At the Cincinnati Zoo in 1936, cicadas competed with the orchestra during rehearsals for the Summer Opera. But the biggest cicada problem affected the Bavarian Brewery in Covington when several bushel baskets-full of dead cicadas clogged the cooling tower, halting production of the golden amber beverage until workmen could clear the blockage.

Dousing cicadas with bug spray in Price Hill in 1936, a lost cause. The insects die off quickly on their own.

From The Cincinnati Post May 28, 1936 (image extracted from microfilm by Greg Hand)

The 1953 emergence here coincided with a significantly more harmful insect pest, the army worm. A caterpillar of insatiable appetite, the army worm devoured lawns, garden, trees, and any foliage in its path. Compared to the relatively harmless—though loud—cicada, the army worm posed a real threat.

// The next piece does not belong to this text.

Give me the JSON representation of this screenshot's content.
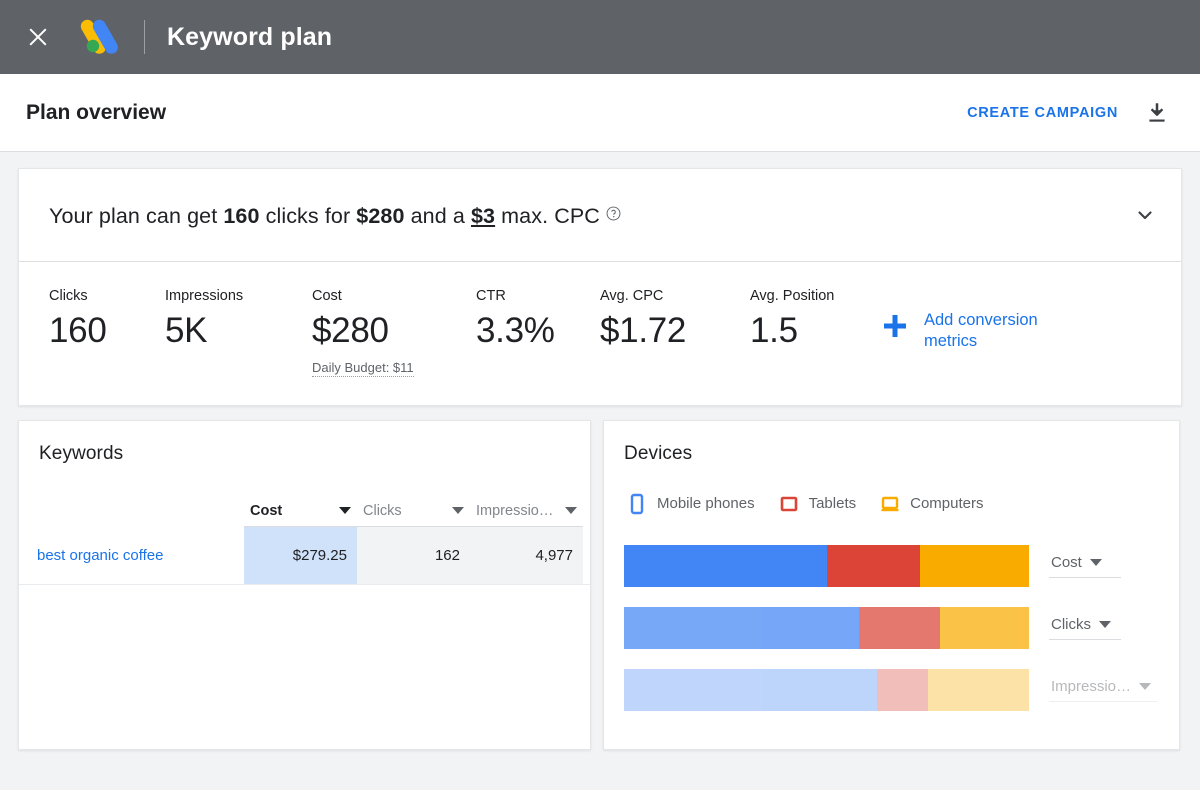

In recent years, Cincinnati has gained international renown through the research of Gene Kritsky of Mount St. Joseph University, who has made the study of this fly-by-night insect the hallmark of his esteemed career in entomological investigations.

Throughout Cincinnati’s love-hate relationship with the 17-year periodical cicada, the occasional insects have proved to be a good omen for baseball. As our good friend Joe Hoffecker reports, the Reds have played eight seasons during which Cincinnati endured an infestation of 17-year cicadas. During those eight seasons, the Reds won a World Series, two National League pennants, and two second-place finishes. The combined won-lost record for those eight years is 633–553, for a cumulative .534 percentage. This bodes well for the 2021 season.